Меркулов кивнул и дружески, но осторожно похлопал по руке, видневшейся из-под края простыни. Пальцы холодные, как у покойника… Володя попытался улыбнуться.
– Кость, да все просто… Если моя вина, если с техникой что-то… то лучше мне тут сдохнуть… А если гад какой-то все это устроил… то горе этому гаду! Я вылечусь и сам его на лоскутки настругаю, вы его только поймайте…
– Поймаем, – посулил Меркулов. – Обязательно.
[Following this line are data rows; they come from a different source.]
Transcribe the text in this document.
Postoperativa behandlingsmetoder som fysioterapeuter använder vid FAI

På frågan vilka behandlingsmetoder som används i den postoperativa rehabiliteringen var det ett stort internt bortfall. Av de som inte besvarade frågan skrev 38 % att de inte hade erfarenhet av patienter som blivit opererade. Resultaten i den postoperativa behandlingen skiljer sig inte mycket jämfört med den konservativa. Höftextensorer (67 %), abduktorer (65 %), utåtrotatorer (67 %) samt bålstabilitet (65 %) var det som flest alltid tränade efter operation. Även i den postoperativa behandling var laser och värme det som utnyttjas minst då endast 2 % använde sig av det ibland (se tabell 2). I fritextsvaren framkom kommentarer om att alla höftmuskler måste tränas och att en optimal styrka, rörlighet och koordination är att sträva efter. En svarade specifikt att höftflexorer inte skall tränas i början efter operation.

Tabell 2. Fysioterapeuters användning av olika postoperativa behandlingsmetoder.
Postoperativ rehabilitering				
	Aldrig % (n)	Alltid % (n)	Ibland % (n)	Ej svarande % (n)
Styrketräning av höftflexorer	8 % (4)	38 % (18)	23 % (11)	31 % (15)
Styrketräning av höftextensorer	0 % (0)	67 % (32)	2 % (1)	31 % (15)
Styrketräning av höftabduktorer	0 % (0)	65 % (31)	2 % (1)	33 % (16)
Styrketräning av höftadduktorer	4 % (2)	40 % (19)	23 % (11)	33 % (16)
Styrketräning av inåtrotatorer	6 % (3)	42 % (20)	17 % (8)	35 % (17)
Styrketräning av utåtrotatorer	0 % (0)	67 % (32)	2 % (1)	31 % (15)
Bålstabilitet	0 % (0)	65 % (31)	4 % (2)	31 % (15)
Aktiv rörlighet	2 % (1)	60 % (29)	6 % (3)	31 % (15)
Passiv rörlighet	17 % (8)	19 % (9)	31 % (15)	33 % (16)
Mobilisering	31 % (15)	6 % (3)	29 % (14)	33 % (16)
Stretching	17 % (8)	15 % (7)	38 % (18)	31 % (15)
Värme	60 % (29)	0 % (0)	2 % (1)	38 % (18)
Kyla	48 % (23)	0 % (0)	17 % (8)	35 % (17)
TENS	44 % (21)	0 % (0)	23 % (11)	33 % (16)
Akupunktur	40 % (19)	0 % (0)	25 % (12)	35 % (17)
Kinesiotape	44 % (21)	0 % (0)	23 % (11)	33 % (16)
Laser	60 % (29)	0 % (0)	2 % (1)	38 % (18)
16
А ты, Володя, выздоравливай.
Леонид имел полное право называть покойного Легейдо своим другом. Ну пусть они не проводили свободное время вместе: Кирилл был человеком семейным и, конечно, должен был уделять внимание в первую очередь жене, а не друзьям… И пусть они не обсуждали взахлеб новинки литературы и кино: им хватало тем, связанных с рекламным бизнесом… Но разве для дружбы мало профессиональной общности, доводящей порой до того, что они читали мысли друг друга, когда речь шла о сложном клиенте? Разве мало чувства локтя, неизменной поддержки, на которую каждый из них мог рассчитывать? А что касается внешних выражений чувств, наверное, Леонид просто человек не слишком эмоциональный. Как говорила его мать, неласковый.
Должно быть, он так устроен: на первом месте для него всегда стояли деловые интересы. Он знал, что должен подняться по карьерной лестнице. А такой начальник, как Кирилл Легейдо, предоставлял для этого наилучшие возможности. Из этого родилась дружба – наверное, единственная разновидность дружбы, возможная для такого неласкового человека, как Леня… Да, он подошел к вопросу выбора начальника – и если хотите, выбора друга – осмотрительно. Но разве неосмотрительность лучше? Леонид всегда знал, что у него нет особенно выдающихся талантов, а значит, должен полагаться на разумный выбор.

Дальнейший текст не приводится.